Canada’s Social Security Just Bought Neiman Marcus

I blame Canada.

Photo by Kris Connor/Getty Images

A lot of coverage of the sale of Neiman Marcus by the private equity companies than own it to new private equity companies seems to me to be missing what’s interesting here. David Gelles at Dealbook, for example, said the buyers are “a group led by Ares Management and a Canadian pension plan.”

But it’s not just a Canadian pension plan. It’s the Canada Pension Plan.

Which is to say the luxury retailer has been bought by Canada’s version of Social Security.

People have largely forgotten about this, but back in the 1999–2001 era instead of complaining about the deficit being too high conservatives were obsessed with the need to prevent the national debt from getting too low.
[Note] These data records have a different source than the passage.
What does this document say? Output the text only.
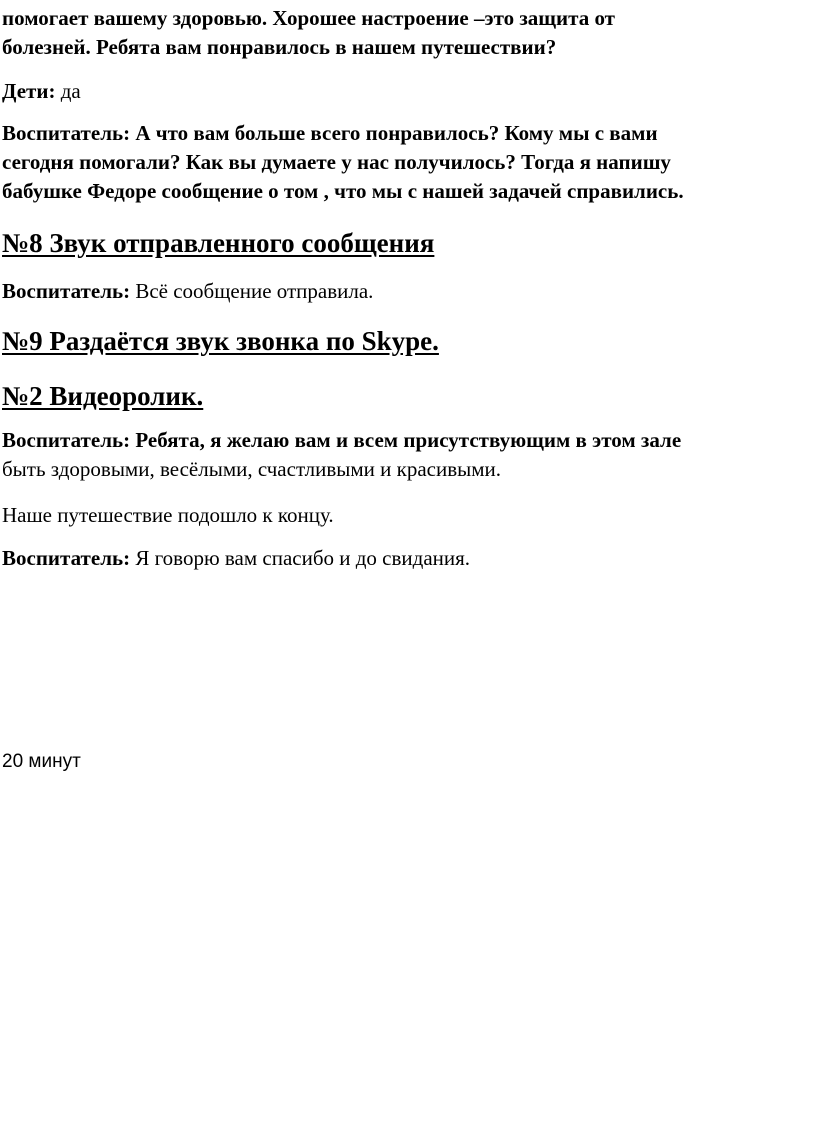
помогает вашему здоровью. Хорошее настроение –это защита от
болезней. Ребята вам понравилось в нашем путешествии?

Дети: да

Воспитатель: А что вам больше всего понравилось? Кому мы с вами
сегодня помогали? Как вы думаете у нас получилось? Тогда я напишу
бабушке Федоре сообщение о том , что мы с нашей задачей справились.

№8 Звук отправленного сообщения

Воспитатель: Всё сообщение отправила.

№9 Раздаётся звук звонка по Skype.
№2 Видеоролик.

Воспитатель: Ребята, я желаю вам и всем присутствующим в этом зале
быть здоровыми, весёлыми, счастливыми и красивыми.

Наше путешествие подошло к концу.

Воспитатель: Я говорю вам спасибо и до свидания.

20 минут
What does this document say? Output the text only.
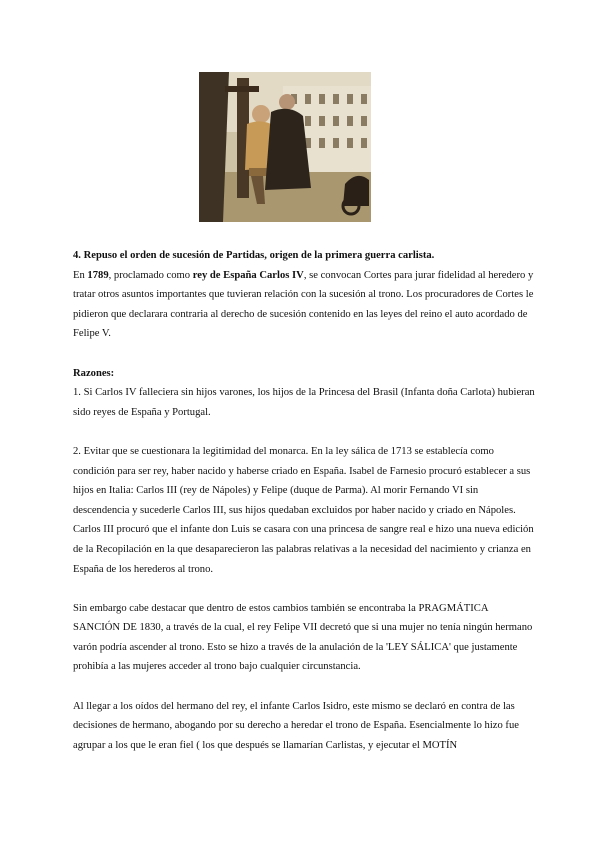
4. Repuso el orden de sucesión de Partidas, origen de la primera guerra carlista.

En 1789, proclamado como rey de España Carlos IV, se convocan Cortes para jurar fidelidad al heredero y tratar otros asuntos importantes que tuvieran relación con la sucesión al trono. Los procuradores de Cortes le pidieron que declarara contraria al derecho de sucesión contenido en las leyes del reino el auto acordado de Felipe V.

Razones:

1. Si Carlos IV falleciera sin hijos varones, los hijos de la Princesa del Brasil (Infanta doña Carlota) hubieran sido reyes de España y Portugal.

2. Evitar que se cuestionara la legitimidad del monarca. En la ley sálica de 1713 se establecía como condición para ser rey, haber nacido y haberse criado en España. Isabel de Farnesio procuró establecer a sus hijos en Italia: Carlos III (rey de Nápoles) y Felipe (duque de Parma). Al morir Fernando VI sin descendencia y sucederle Carlos III, sus hijos quedaban excluidos por haber nacido y criado en Nápoles. Carlos III procuró que el infante don Luis se casara con una princesa de sangre real e hizo una nueva edición de la Recopilación en la que desaparecieron las palabras relativas a la necesidad del nacimiento y crianza en España de los herederos al trono.

Sin embargo cabe destacar que dentro de estos cambios también se encontraba la PRAGMÁTICA SANCIÓN DE 1830, a través de la cual, el rey Felipe VII decretó que si una mujer no tenía ningún hermano varón podría ascender al trono. Esto se hizo a través de la anulación de la 'LEY SÁLICA' que justamente prohibía a las mujeres acceder al trono bajo cualquier circunstancia.

Al llegar a los oídos del hermano del rey, el infante Carlos Isidro, este mismo se declaró en contra de las decisiones de hermano, abogando por su derecho a heredar el trono de España. Esencialmente lo hizo fue agrupar a los que le eran fiel ( los que después se llamarían Carlistas, y ejecutar el MOTÍN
The reason was that they feared that there might not be enough “on-budget” debt for the Social Security Trust Fund to buy, which would lead the Social Security Trust Fund to act like the Canada Pension Plan and start investing in equity and other financial vehicles. This, according to Alan Greenspan and others, would rapidly put us on the road to serfdom.

But as sovereign wealth funds are spreading from Persian Gulf petrodictatorships to oil-free dictatorships (Singapore) and oil-rich democracies (Norway) and now even America’s friendly next door neighbor Canada, I think it’s time to rethink this opinion.

The 401(k) concept of trying to turn working- and middle-class Americans into broad stock owners through tax subsidies has been a dismal failure. But the theory that it’s better for your retirement security to contain a prefunded element that’s invested in equities and other asset classes makes real sense. The ostensible concern that a Social Security Investment Fund would be so gigantic as to distort the global economy makes some sense. But it’s relatively easy to address. Instead of the funds being invested by a single enormous SSIF, people could be randomly assigned to one of 10 separate Canada-sized SSIFs. 

My suspicion is that the real source of opposition to going Canada-style isn’t concern that it won’t work, but concern that it will work too well. Social Security is a program that economic elites despise on a profound level for profound reasons, and they desperately want it to be the case that it’s unsound on an accounting level. Anything that makes it easier for people to have security retirements is anathema to a business elite that wants people desperate to work for a living. Add to that the fact that the very fees that make 401(k) plans so crappy are a lucrative income stream for various companies. So there’s a real lack of interest out there in making the Social Security Trust Fund better. But this is the way smart countries around the world are going and America ought to be trying to learn some lessons.